Шестеро стояли на самой границе света. Пламя расцвечивало их мех красными и синими бликами, и они будто переливались на фоне ночной пустыни.
— «Древние», — бросил Ларс Нелсон Ричарду Уэббу, сидящему по другую сторону костра.
Уэбб поперхнулся, у него перехватило дыхание. Перед ним были существа, которых не надеялся увидеть не только он сам, но и никто из людей, — шестеро марсианских «древних», — вынырнувшие вдруг из пустыни, из глубин тьмы, и замершие в свете костра. Многие — это он знал наверняка — провозглашали расу «древних» вымершей, затравленной, погибшей в ловушках, истребленной алчными охотниками-песковиками.
Сначала все шестеро казались одинаковыми, неотличимыми друг от друга. Потом, когда Уэбб присмотрелся, он заметил мелкие различия в строении тел, выдающие своеобразие каждого. «Шестеро, — подумал он, — а ведь должно быть семь…»

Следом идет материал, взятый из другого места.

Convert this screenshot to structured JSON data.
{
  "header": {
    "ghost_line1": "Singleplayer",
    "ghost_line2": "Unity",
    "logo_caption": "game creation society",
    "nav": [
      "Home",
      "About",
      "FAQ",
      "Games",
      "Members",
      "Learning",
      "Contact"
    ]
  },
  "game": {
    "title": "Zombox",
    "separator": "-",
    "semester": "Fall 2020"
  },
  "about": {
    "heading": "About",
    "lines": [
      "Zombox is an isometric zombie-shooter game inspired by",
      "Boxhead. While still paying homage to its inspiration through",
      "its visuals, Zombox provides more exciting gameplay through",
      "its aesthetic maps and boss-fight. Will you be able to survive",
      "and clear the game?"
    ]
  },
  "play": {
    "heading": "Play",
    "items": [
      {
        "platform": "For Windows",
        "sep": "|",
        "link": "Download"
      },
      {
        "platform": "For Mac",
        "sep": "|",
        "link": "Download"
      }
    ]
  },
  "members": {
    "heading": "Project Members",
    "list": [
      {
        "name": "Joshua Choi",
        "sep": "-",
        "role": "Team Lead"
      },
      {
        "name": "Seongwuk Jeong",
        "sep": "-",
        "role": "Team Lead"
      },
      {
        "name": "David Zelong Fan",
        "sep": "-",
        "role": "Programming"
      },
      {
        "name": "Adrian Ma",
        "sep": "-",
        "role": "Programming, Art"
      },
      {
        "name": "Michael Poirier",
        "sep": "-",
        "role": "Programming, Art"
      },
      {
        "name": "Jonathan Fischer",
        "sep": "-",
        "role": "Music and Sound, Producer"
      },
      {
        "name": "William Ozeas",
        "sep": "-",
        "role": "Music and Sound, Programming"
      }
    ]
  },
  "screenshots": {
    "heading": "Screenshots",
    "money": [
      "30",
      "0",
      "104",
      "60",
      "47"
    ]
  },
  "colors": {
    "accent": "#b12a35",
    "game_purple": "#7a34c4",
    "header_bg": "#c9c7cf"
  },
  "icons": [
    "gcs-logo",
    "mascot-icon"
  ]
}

«Древние» медленно двинулись вперед, все глубже вступая в освещенный круг у костра. И один за другим опустились на песок, лицом к лицу с людьми. Никто не проронил ни слова, и молчание в круге огня становилось все напряженнее, лишь откуда-то с севера по-прежнему доносились стенания, словно острый тонкий нож взрезал безмолвную ночь.

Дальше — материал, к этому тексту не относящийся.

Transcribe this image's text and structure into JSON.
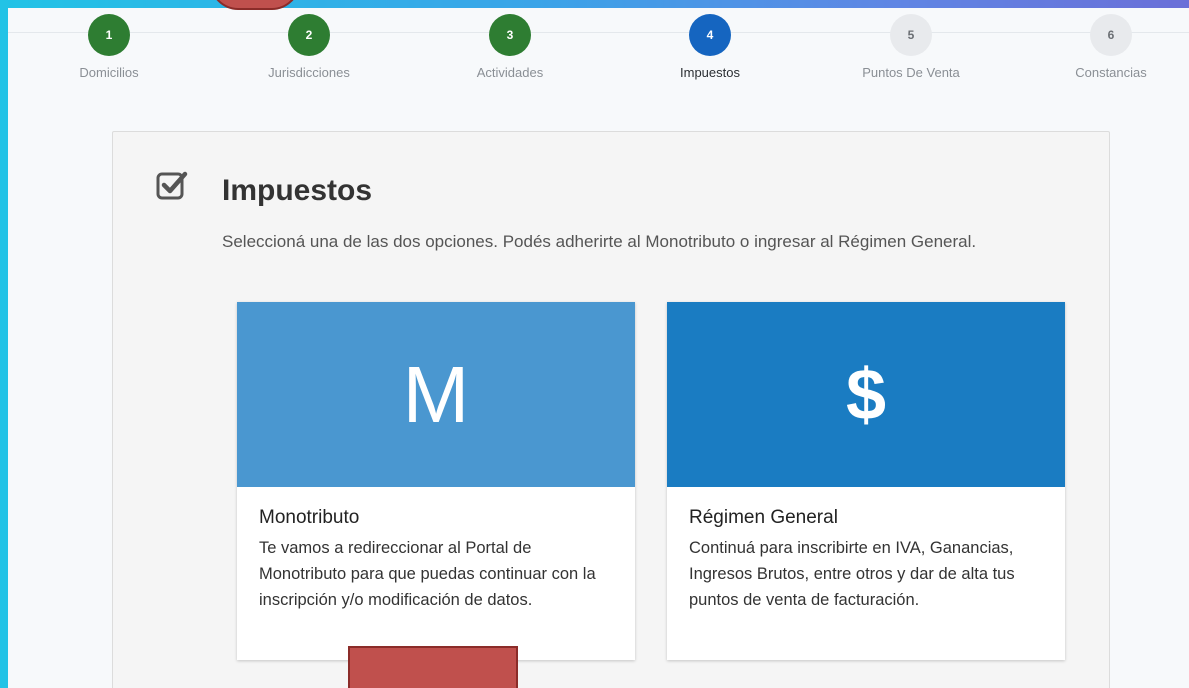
{
  "stepper": {
    "steps": [
      {
        "number": "1",
        "label": "Domicilios",
        "state": "done"
      },
      {
        "number": "2",
        "label": "Jurisdicciones",
        "state": "done"
      },
      {
        "number": "3",
        "label": "Actividades",
        "state": "done"
      },
      {
        "number": "4",
        "label": "Impuestos",
        "state": "active"
      },
      {
        "number": "5",
        "label": "Puntos De Venta",
        "state": "pending"
      },
      {
        "number": "6",
        "label": "Constancias",
        "state": "pending"
      }
    ]
  },
  "panel": {
    "icon": "checkbox-checked-icon",
    "title": "Impuestos",
    "description": "Seleccioná una de las dos opciones. Podés adherirte al Monotributo o ingresar al Régimen General."
  },
  "options": {
    "monotributo": {
      "symbol": "M",
      "title": "Monotributo",
      "text": "Te vamos a redireccionar al Portal de Monotributo para que puedas continuar con la inscripción y/o modificación de datos.",
      "color": "#4a97d0"
    },
    "regimen_general": {
      "symbol": "$",
      "title": "Régimen General",
      "text": "Continuá para inscribirte en IVA, Ganancias, Ingresos Brutos, entre otros y dar de alta tus puntos de venta de facturación.",
      "color": "#1a7cc2"
    }
  },
  "colors": {
    "step_done": "#2e7d32",
    "step_active": "#1565c0",
    "step_pending": "#e8eaed",
    "annotation_red": "#c0504d"
  }
}
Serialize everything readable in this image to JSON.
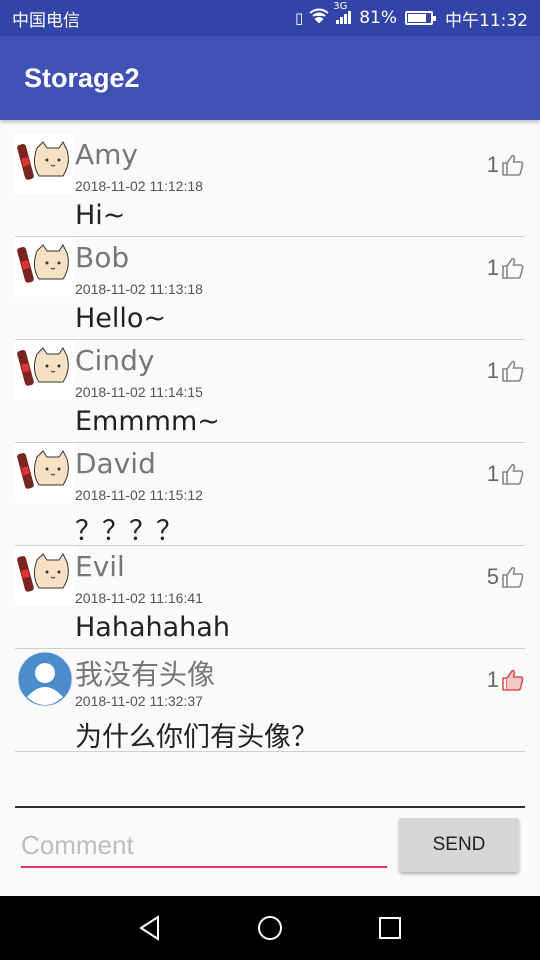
{
  "status_bar": {
    "carrier": "中国电信",
    "signal_label": "3G",
    "battery": "81%",
    "time": "中午11:32"
  },
  "app_bar": {
    "title": "Storage2"
  },
  "comments": [
    {
      "name": "Amy",
      "time": "2018-11-02 11:12:18",
      "content": "Hi~",
      "likes": "1",
      "liked": false,
      "avatar": "cat-bottle-avatar"
    },
    {
      "name": "Bob",
      "time": "2018-11-02 11:13:18",
      "content": "Hello~",
      "likes": "1",
      "liked": false,
      "avatar": "cat-bottle-avatar"
    },
    {
      "name": "Cindy",
      "time": "2018-11-02 11:14:15",
      "content": "Emmmm~",
      "likes": "1",
      "liked": false,
      "avatar": "cat-bottle-avatar"
    },
    {
      "name": "David",
      "time": "2018-11-02 11:15:12",
      "content": "？？？？",
      "likes": "1",
      "liked": false,
      "avatar": "cat-bottle-avatar"
    },
    {
      "name": "Evil",
      "time": "2018-11-02 11:16:41",
      "content": "Hahahahah",
      "likes": "5",
      "liked": false,
      "avatar": "cat-bottle-avatar"
    },
    {
      "name": "我没有头像",
      "time": "2018-11-02 11:32:37",
      "content": "为什么你们有头像？",
      "likes": "1",
      "liked": true,
      "avatar": "default-user-avatar"
    }
  ],
  "input": {
    "placeholder": "Comment",
    "value": ""
  },
  "send_label": "SEND",
  "colors": {
    "status_bar": "#3344a8",
    "app_bar": "#3f51b5",
    "accent": "#e0336e",
    "like_active": "#d9534f",
    "like_inactive": "#888888"
  }
}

— Люди рады, — произнес наконец Уомпус Смит, переходя на жаргон пустыни. — Люди долго вас ждали.
Одно из существ заговорило в ответ. Слова у него получались полуанглийскими-полумарсианскими — чистая тарабарщина для непривычного слуха.
— Мы умираем, — сказало оно. — Люди долго вредили. Люди могут немного помочь. Теперь, когда мы умираем, люди помогут?
— Люди огорчены, — ответил Уомпус, но даже в тот миг, когда он старался напустить на себя печаль, в голосе у него проскользнула радостная дрожь, какое-то неудержимое рвение, как у собаки, взявшей горячий след.
— Нас тут шесть, — сказало существо. — Шесть — мало. Нужен еще один. Не найдем Седьмого — умрем. Все «древние» умрут без возврата.
— Ну, не все, — откликнулся Уомпус.
— Все, — настойчиво повторил «древний». — Есть другие шестерки. Седьмого нет нигде.
— Чем же мы можем вам помочь?
— Люди знают, где Седьмой. Люди прячут Седьмого.
Уомпус затряс головой:
— Где же мы его прячем?
— В клетке. На Земле. Чтобы другие люди смотрели.
Уомпус снова качнул головой:
— На Земле нет Седьмого.
— Был один, — тихо вставил Уэбб. — В зоопарке.
— В зоопарке, — повторило существо, будто пробуя незнакомое слово на вкус. — Так мы и думали. В клетке.
— Он умер, — сказал Уэбб. — Много лет назад.
— Люди прячут Седьмого, — настаивало существо. — Здесь, на этой планете. Сильно прячут. Хотят продать.
— Не понимаю, — выговорил Уомпус, но по тому, как он это произнес, Уэбб догадался, что тот прекрасно все понял.
— Найдите Седьмого. Не убивайте его. Спрячьте. Запомните — мы придем за ним. Запомните — мы заплатим.
— Заплатите? Чем?
— Мы покажем вам город, — ответило существо. — Древний город.
— Это он про ваш город, — пояснил Уэббу Нелсон. — Про руины, которые вы ищете.
— Как жаль, что у нас в самом деле нет Седьмого, — произнес Уомпус. — Мы бы отдали его им, а они отвели бы нас к руинам.
— Люди долго вредили, — сказало существо. — Люди убили всех Седьмых. У Седьмых хороший мех. Женщины носят этот мех. Дорого платят за мех Седьмых.